È la data che segna per la chirurgia la nascita dell'anestesia.
L'avvento dell'anestesia e dell'antisepsi fanno sì che in pochi anni il chirurgo possa avventurarsi in interventi sempre più complessi e lunghi. Alcuni distretti del corpo rimangono comunque ancora una sorta di sacrario inviolabile. L'apertura della cavità addominale, toracica e cranica, è rischiosa per la possibilità che si instaurino infezioni non facilmente domabili (sarà la scoperta della penicillina dovuta a sir Alexander Fleming a fornire al chirurgo l'arma efficace per combatterle).

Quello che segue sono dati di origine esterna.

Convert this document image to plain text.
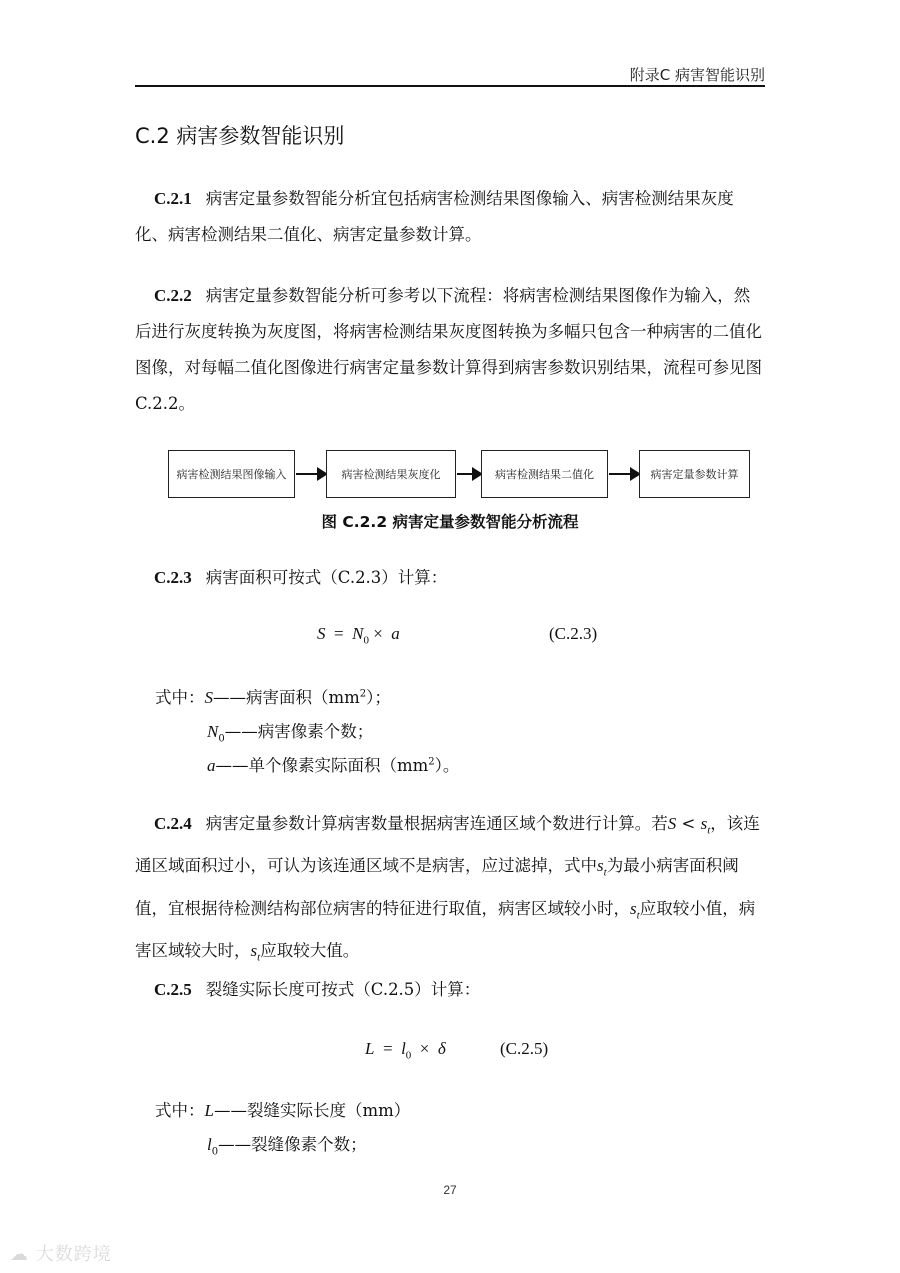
附录C 病害智能识别
C.2 病害参数智能识别
C.2.1 病害定量参数智能分析宜包括病害检测结果图像输入、病害检测结果灰度化、病害检测结果二值化、病害定量参数计算。
C.2.2 病害定量参数智能分析可参考以下流程：将病害检测结果图像作为输入，然后进行灰度转换为灰度图，将病害检测结果灰度图转换为多幅只包含一种病害的二值化图像，对每幅二值化图像进行病害定量参数计算得到病害参数识别结果，流程可参见图 C.2.2。
病害检测结果图像输入	病害检测结果灰度化	病害检测结果二值化	病害定量参数计算
图 C.2.2 病害定量参数智能分析流程
C.2.3 病害面积可按式（C.2.3）计算：
$S = N_0 \times a$	(C.2.3)
式中：S——病害面积$(mm^2)$；
$N_0——$病害像素个数；
a——单个像素实际面积$(mm^2)$。
C.2.4 病害定量参数计算病害数量根据病害连通区域个数进行计算。若$S < s_t$，该连通区域面积过小，可认为该连通区域不是病害，应过滤掉，式中$s_t$为最小病害面积阈值，宜根据待检测结构部位病害的特征进行取值，病害区域较小时，$s_t$应取较小值，病害区域较大时，$s_t$应取较大值。
C.2.5 裂缝实际长度可按式（C.2.5）计算：
$L = l_0 \times \delta$	(C.2.5)
式中：L——裂缝实际长度（mm）
$l_0——$裂缝像素个数；
27
☁ 大数跨境
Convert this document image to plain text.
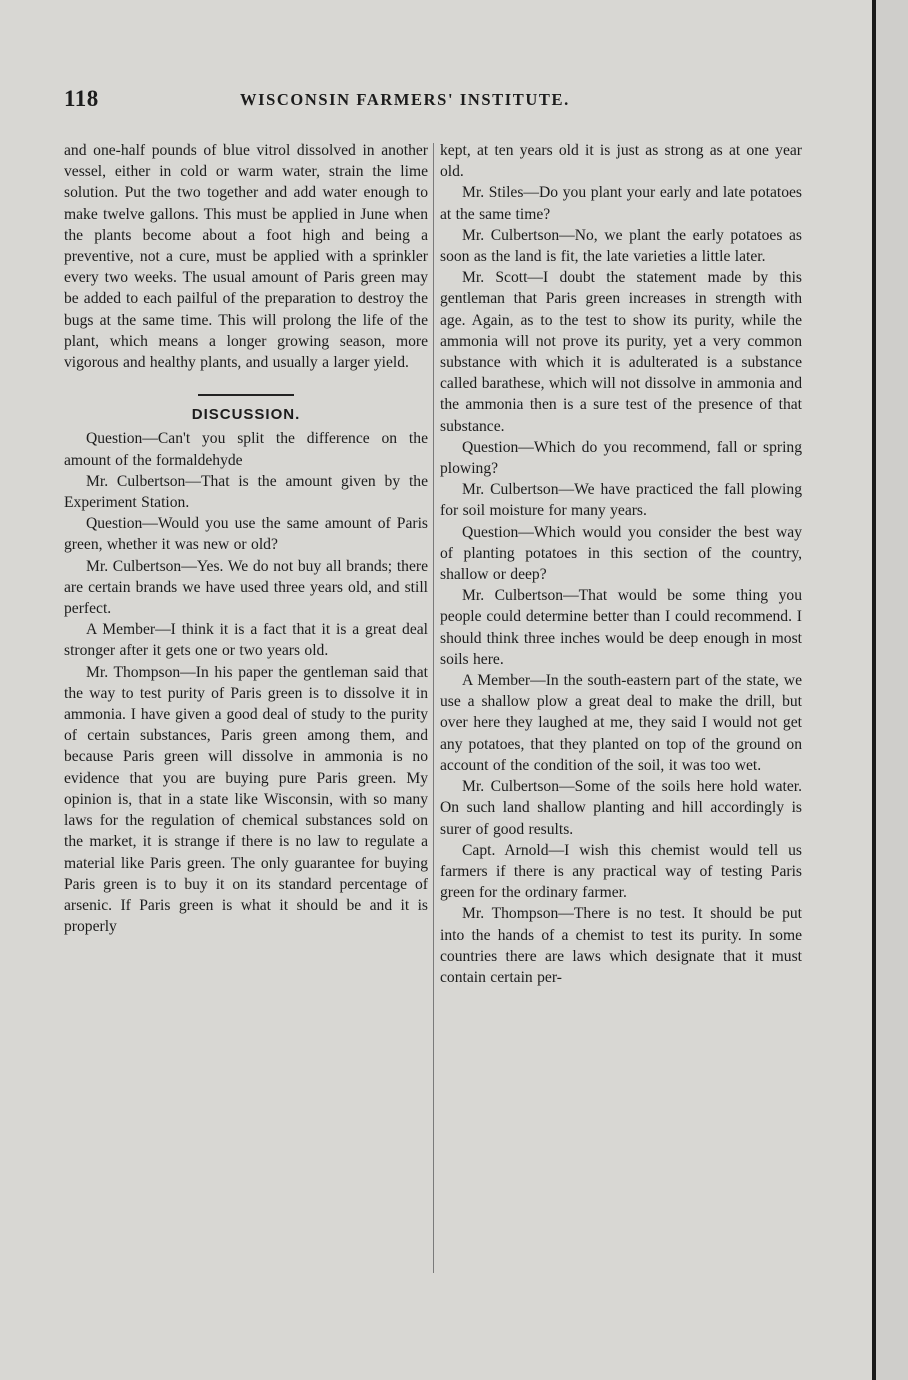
118	WISCONSIN FARMERS' INSTITUTE.

and one-half pounds of blue vitrol dissolved in another vessel, either in cold or warm water, strain the lime solution. Put the two together and add water enough to make twelve gallons. This must be applied in June when the plants become about a foot high and being a preventive, not a cure, must be applied with a sprinkler every two weeks. The usual amount of Paris green may be added to each pailful of the preparation to destroy the bugs at the same time. This will prolong the life of the plant, which means a longer growing season, more vigorous and healthy plants, and usually a larger yield.

DISCUSSION.

Question—Can't you split the difference on the amount of the formaldehyde

Mr. Culbertson—That is the amount given by the Experiment Station.

Question—Would you use the same amount of Paris green, whether it was new or old?

Mr. Culbertson—Yes. We do not buy all brands; there are certain brands we have used three years old, and still perfect.

A Member—I think it is a fact that it is a great deal stronger after it gets one or two years old.

Mr. Thompson—In his paper the gentleman said that the way to test purity of Paris green is to dissolve it in ammonia. I have given a good deal of study to the purity of certain substances, Paris green among them, and because Paris green will dissolve in ammonia is no evidence that you are buying pure Paris green. My opinion is, that in a state like Wisconsin, with so many laws for the regulation of chemical substances sold on the market, it is strange if there is no law to regulate a material like Paris green. The only guarantee for buying Paris green is to buy it on its standard percentage of arsenic. If Paris green is what it should be and it is properly

kept, at ten years old it is just as strong as at one year old.

Mr. Stiles—Do you plant your early and late potatoes at the same time?

Mr. Culbertson—No, we plant the early potatoes as soon as the land is fit, the late varieties a little later.

Mr. Scott—I doubt the statement made by this gentleman that Paris green increases in strength with age. Again, as to the test to show its purity, while the ammonia will not prove its purity, yet a very common substance with which it is adulterated is a substance called barathese, which will not dissolve in ammonia and the ammonia then is a sure test of the presence of that substance.

Question—Which do you recommend, fall or spring plowing?

Mr. Culbertson—We have practiced the fall plowing for soil moisture for many years.

Question—Which would you consider the best way of planting potatoes in this section of the country, shallow or deep?

Mr. Culbertson—That would be some thing you people could determine better than I could recommend. I should think three inches would be deep enough in most soils here.

A Member—In the south-eastern part of the state, we use a shallow plow a great deal to make the drill, but over here they laughed at me, they said I would not get any potatoes, that they planted on top of the ground on account of the condition of the soil, it was too wet.

Mr. Culbertson—Some of the soils here hold water. On such land shallow planting and hill accordingly is surer of good results.

Capt. Arnold—I wish this chemist would tell us farmers if there is any practical way of testing Paris green for the ordinary farmer.

Mr. Thompson—There is no test. It should be put into the hands of a chemist to test its purity. In some countries there are laws which designate that it must contain certain per-
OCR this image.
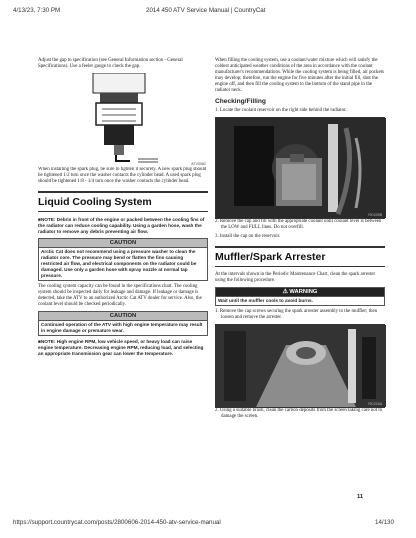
4/13/23, 7:30 PM	2014 450 ATV Service Manual | CountryCat

Adjust the gap to specification (see General Information section - General Specifications). Use a feeler gauge to check the gap.

ATV0082

When installing the spark plug, be sure to tighten it securely. A new spark plug should be tightened 1/2 turn once the washer contacts the cylinder head. A used spark plug should be tightened 1/8 - 1/4 turn once the washer contacts the cylinder head.

Liquid Cooling System

■NOTE: Debris in front of the engine or packed between the cooling fins of the radiator can reduce cooling capability. Using a garden hose, wash the radiator to remove any debris preventing air flow.

CAUTION
Arctic Cat does not recommend using a pressure washer to clean the radiator core. The pressure may bend or flatten the fins causing restricted air flow, and electrical components on the radiator could be damaged. Use only a garden hose with spray nozzle at normal tap pressure.

The cooling system capacity can be found in the specifications chart. The cooling system should be inspected daily for leakage and damage. If leakage or damage is detected, take the ATV to an authorized Arctic Cat ATV dealer for service. Also, the coolant level should be checked periodically.

CAUTION
Continued operation of the ATV with high engine temperature may result in engine damage or premature wear.

■NOTE: High engine RPM, low vehicle speed, or heavy load can raise engine temperature. Decreasing engine RPM, reducing load, and selecting an appropriate transmission gear can lower the temperature.

When filling the cooling system, use a coolant/water mixture which will satisfy the coldest anticipated weather conditions of the area in accordance with the coolant manufacturer's recommendations. While the cooling system is being filled, air pockets may develop; therefore, run the engine for five minutes after the initial fill, shut the engine off, and then fill the cooling system to the bottom of the stand pipe in the radiator neck.

Checking/Filling

1. Locate the coolant reservoir on the right side behind the radiator.

RC039B

2. Remove the cap and fill with the appropriate coolant until coolant level is between the LOW and FULL lines. Do not overfill.

3. Install the cap on the reservoir.

Muffler/Spark Arrester

At the intervals shown in the Periodic Maintenance Chart, clean the spark arrester using the following procedure.

⚠ WARNING
Wait until the muffler cools to avoid burns.

1. Remove the cap screws securing the spark arrester assembly to the muffler; then loosen and remove the arrester.

RC224A

2. Using a suitable brush, clean the carbon deposits from the screen taking care not to damage the screen.

11
https://support.countrycat.com/posts/2800606-2014-450-atv-service-manual	14/130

Tuttavia l'applicazione di una asepsi rigorosa consente un accesso relativamente tranquillo anche agli organi interni. Al periodo tra la fine dell'Ottocento e i primi del Novecento è legata l'elaborazione di molte tecniche che riguardano interventi sul polmone, sullo stomaco, sull'intestino, tanto valide da essere utilizzate ancora oggi. Theodor Billroth mette a punto interventi complessi di chirurgia gastrica, Theodor Kocher tratta la chirurgia tiroidea, William Halsted propone la mastectomia radicale allargata alle stazioni linfatiche per la cura del cancro della mammella, Edoardo Bassini propone una cura chirurgica radicale dell'ernia, patologia frequente e che, per il grado di invalidità che comporta, aveva costituito uno degli interventi della disperazione nel senso che i pazienti erano stati costretti a mettersi nelle mani dei cerusici e dei norcini e che ora ritornava alla chirurgia.